Background
In real‐world evidence research, reliability of coding in healthcare databases dictates the accuracy of code‐based algorithms in identifying conditions such as urinary tract infection (UTI). This study evaluates the performance characteristics of code‐based algorithms to identify UTI.
Methods
Retrospective observational study of adults contained within three large U.S. administrative claims databases on or after January 1, 2010. A targeted literature review was performed to inform the development of 10 code‐based algorithms to identify UTIs consisting of combinations of diagnosis codes, antibiotic exposure for the treatment of UTIs, and/or ordering of a urinalysis or urine culture. For each database, a probabilistic gold standard was developed using PheValuator. The performance characteristics of each code‐based algorithm were assessed compared with the probabilistic gold standard.
Results
A total of 2 950 641, 1 831 405, and 2 294 929 patients meeting study criteria were identified in each database.

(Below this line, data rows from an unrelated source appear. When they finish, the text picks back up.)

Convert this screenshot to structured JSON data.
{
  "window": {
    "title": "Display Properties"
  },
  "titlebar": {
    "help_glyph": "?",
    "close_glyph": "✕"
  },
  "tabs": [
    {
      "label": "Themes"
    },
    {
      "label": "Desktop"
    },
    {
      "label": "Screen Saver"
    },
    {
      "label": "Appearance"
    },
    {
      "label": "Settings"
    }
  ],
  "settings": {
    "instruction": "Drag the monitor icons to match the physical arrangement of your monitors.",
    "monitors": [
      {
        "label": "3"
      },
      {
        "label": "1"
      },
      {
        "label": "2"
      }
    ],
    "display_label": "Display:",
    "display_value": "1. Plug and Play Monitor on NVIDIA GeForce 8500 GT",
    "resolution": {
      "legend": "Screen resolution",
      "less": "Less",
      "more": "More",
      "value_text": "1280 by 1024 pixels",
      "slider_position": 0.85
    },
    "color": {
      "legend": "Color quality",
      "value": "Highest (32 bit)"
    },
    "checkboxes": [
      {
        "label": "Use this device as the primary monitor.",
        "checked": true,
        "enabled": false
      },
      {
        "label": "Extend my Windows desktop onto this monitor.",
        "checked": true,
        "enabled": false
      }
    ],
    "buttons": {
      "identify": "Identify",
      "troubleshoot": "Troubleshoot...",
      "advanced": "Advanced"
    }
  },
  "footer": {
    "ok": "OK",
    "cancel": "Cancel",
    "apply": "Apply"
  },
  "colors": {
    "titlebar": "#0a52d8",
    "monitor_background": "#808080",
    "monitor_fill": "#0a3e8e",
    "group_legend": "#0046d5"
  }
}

Overall, the code‐based algorithm requiring a primary UTI diagnosis code achieved the highest positive predictive values (PPV; >93.8%) but the lowest sensitivities (<12.9%). Algorithms requiring three UTI diagnosis codes achieved similar PPV (>0.899%) and improved sensitivity (<41.6%). Algorithms requiring a single UTI diagnosis code in any position achieved the highest sensitivities (>72.1%) alongside a slight reduction in PPVs (<78.3%). All‐time prevalence estimates of UTI ranged from 21.6% to 48.6%.
Conclusions
Based on these findings, we recommend use of algorithms requiring a single UTI diagnosis code, which achieved high sensitivity and PPV. In studies where PPV is critical, we recommend code‐based algorithms requiring three UTI diagnosis codes rather than a single primary UTI diagnosis code.